After that, I went up to McLeod Ganj to meet Anya's grandparents. They just arrived up here on Thursday night, and, since Anya had to teach yesterday, she suggested that I go hang out with them for the afternoon. They really are wonderful people, over eighty years old and in fantastic shape from doing daily yoga and long walks. Her grandma almost out-walked me. Her grandpa is Indian from Mumbai, a retired engineer, and her grandma is a retired art historian. Between the two of them, I got great explanations of the temples that we visited, historically, artistically, and religiously.

We had lunch at a little coffee shop while we hunted through their travel guide for something to do. We eventually settled on a nice walk to the next town over, Bhagsu. It was about 4km round trip and very pretty. We wound up at a Shiva temple that was partly under construction, but it did have a swimming pool (for ritual washing, I assume). There was also a waterfall on the mountainside beyond the temple. We didn't walk all the way up to it, but we did get a pretty good look from the exit of the temple. Upon returning to McLeod Ganj, we bought some postcards and sat at another coffee shop, drinking lassis and writing postcards until Anya arrived after work.

Once Anya got there, we ran into Phillip at a book store and headed to the Japanese restaurant Lung Ta (definitely not a Japanese name). Vandana and Roni met us there later. The food was absolutely delicious and Anya's grandparents treated us all, since it was a birthday celebration. After dinner, we moved onto Nick's Italian Kitchen for dessert where we had a nut brownie with ice cream and chocolate sauce (the best thing on their dessert menu, I think.) By that time, it was late, so we got a taxi and headed home. It was a great way to spend my pre-birthday.

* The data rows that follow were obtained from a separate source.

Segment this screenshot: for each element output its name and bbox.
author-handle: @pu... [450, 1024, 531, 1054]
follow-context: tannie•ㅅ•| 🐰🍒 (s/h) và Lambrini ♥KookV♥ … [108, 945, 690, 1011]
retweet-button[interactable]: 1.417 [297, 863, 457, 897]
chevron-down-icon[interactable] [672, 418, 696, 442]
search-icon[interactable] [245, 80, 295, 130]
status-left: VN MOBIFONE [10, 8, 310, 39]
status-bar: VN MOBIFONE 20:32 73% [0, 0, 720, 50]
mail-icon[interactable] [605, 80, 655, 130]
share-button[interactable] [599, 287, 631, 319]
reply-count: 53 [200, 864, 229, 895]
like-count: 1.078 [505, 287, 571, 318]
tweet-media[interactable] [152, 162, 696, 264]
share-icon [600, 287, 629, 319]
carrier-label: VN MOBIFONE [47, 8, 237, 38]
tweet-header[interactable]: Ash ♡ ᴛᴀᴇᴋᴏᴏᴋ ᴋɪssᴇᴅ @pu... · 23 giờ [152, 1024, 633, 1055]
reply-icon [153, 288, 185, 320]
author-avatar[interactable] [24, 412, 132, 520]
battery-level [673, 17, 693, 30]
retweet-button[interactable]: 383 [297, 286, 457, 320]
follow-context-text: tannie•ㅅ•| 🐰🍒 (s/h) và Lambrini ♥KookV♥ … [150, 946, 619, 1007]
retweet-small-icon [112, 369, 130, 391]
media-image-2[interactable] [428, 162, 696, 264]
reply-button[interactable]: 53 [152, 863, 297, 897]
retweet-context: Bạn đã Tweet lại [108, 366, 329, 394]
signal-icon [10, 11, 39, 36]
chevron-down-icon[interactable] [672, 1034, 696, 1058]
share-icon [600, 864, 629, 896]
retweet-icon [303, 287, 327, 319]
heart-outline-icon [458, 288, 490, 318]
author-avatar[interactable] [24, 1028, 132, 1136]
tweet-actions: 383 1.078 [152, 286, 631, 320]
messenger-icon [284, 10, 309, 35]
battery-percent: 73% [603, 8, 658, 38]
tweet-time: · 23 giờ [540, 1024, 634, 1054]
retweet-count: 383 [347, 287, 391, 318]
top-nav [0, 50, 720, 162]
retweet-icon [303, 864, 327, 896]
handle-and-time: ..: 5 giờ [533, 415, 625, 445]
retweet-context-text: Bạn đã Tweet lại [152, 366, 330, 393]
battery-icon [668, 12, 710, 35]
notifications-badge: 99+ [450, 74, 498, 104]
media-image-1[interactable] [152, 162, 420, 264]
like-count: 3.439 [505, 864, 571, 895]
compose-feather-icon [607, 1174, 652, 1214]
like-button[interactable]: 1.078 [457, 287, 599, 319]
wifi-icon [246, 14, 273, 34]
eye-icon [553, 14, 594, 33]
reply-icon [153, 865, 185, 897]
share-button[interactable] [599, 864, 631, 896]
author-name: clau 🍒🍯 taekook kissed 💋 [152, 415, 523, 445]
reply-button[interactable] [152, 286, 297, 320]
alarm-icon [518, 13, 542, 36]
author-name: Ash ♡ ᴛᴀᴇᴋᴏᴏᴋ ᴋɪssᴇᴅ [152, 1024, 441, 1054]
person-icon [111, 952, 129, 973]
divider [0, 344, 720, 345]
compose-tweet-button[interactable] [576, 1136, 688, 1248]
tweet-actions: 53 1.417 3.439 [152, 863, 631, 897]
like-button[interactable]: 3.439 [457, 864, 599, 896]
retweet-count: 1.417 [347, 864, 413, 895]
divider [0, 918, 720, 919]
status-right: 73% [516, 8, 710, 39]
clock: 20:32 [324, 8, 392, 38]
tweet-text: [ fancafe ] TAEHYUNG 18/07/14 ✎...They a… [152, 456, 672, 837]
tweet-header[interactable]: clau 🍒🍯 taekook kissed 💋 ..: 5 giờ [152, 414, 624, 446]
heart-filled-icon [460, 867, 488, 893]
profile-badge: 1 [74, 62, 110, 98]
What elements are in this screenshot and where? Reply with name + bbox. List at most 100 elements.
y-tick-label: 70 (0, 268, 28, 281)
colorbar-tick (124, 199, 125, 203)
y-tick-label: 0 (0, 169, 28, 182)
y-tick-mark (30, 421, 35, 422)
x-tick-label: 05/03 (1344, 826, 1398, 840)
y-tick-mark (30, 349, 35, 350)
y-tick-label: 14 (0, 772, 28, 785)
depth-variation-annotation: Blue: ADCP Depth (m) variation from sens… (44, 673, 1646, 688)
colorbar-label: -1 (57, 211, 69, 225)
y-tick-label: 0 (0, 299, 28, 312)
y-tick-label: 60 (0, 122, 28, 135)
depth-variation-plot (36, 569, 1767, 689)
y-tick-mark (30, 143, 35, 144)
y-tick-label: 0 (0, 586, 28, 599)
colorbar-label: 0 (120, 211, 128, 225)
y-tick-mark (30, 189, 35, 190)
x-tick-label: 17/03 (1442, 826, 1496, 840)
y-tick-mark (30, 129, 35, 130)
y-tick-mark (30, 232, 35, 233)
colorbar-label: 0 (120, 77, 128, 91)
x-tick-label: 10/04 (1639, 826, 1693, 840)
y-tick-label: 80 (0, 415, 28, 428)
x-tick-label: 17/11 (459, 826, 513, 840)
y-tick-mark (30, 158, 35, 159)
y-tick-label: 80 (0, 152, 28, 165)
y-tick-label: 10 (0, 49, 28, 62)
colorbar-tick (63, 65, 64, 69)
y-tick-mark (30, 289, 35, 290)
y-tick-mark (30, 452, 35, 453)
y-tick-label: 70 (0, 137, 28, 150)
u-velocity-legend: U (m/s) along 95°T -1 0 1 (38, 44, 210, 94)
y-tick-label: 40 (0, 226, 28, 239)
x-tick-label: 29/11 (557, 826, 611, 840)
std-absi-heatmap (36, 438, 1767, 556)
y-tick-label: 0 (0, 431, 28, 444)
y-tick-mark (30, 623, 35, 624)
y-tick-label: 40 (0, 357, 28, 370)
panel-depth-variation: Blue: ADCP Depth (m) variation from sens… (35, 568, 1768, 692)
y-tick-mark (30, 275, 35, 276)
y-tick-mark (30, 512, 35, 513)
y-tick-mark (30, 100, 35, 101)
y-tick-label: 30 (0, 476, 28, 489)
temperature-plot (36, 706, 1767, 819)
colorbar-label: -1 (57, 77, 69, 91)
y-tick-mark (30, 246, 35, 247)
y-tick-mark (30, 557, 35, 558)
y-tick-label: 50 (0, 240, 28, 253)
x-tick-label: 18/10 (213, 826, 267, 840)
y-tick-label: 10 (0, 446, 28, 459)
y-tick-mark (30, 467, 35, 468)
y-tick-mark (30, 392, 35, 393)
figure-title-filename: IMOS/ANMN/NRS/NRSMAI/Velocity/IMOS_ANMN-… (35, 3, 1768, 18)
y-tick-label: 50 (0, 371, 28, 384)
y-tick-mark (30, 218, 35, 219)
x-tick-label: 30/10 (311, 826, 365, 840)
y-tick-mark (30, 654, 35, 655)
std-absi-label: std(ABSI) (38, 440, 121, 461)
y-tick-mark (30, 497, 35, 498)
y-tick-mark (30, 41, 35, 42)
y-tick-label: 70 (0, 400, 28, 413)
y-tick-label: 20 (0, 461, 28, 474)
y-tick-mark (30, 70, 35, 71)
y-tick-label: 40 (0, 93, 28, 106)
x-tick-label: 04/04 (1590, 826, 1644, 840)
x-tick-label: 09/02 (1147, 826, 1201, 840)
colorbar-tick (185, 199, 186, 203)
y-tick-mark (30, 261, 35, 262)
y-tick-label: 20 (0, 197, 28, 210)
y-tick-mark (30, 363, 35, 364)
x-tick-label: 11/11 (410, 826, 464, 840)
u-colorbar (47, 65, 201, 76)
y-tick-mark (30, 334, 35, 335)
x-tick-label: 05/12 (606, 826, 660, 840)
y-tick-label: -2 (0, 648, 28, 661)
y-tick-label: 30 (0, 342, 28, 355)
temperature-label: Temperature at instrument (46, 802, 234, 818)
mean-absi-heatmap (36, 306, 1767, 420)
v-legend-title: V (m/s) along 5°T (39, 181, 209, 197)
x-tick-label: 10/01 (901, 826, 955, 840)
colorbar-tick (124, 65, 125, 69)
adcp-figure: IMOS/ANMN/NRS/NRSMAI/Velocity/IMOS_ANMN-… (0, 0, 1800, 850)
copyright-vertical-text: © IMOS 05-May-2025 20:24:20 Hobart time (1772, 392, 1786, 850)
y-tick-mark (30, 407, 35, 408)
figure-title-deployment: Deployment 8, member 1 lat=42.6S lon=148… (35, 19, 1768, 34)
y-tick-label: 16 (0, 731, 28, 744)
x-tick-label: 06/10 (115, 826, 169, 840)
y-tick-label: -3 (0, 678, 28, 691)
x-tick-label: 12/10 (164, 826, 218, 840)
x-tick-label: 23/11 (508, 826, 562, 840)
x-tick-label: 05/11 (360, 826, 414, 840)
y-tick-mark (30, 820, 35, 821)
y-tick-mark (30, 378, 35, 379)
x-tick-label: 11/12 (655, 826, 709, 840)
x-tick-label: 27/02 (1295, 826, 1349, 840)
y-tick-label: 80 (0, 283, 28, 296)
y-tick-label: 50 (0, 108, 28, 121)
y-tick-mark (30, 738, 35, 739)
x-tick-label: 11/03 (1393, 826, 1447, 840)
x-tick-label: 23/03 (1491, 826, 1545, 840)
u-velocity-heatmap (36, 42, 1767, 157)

Today, to celebrate, I decided to wear my nice suit. It is a special occasion after all. I've come to realize that it's really up to you to make your birthday exciting, so I'm doing well so far. Vandana and Devika came over this morning to wish me a happy birthday. They had made me breakfast and gave me a box of tea bags as a gift. It was all delicious. Vandana also stuck her head into my class this morning and announced that it was my birthday, prompting congratulations from my students. I really am growing to love my students and teaching their classes.

So far, the weekend is off to a good start. We'll see how the rest of the parties go. In the mean time, I need to make some cards for Phillip and Didi.

Sunday, October 4, 2009

Walk in the Clouds

Yesterday I witnessed some amazing weather. I was in my room doing some writing when I happened to look outside and saw what looked like huge plumes of smoke blowing by. I rushed outside to my porch to find that it wasn't smoke, but clouds on their way up the mountain.

I know that fog is really just a low-lying cloud, but this was different than any fog I have ever experienced. You could see the edges and wisps of the clouds as they blew by. If I stuck out my hand, it would be in one of those wisps. It was that close and that clear around it. It was strange to look around me, as each cloud passed by, it was like my vision blurred to my surroundings.

Soon the clouds dispersed and a light rain fell. It was really a beautiful thing to behold.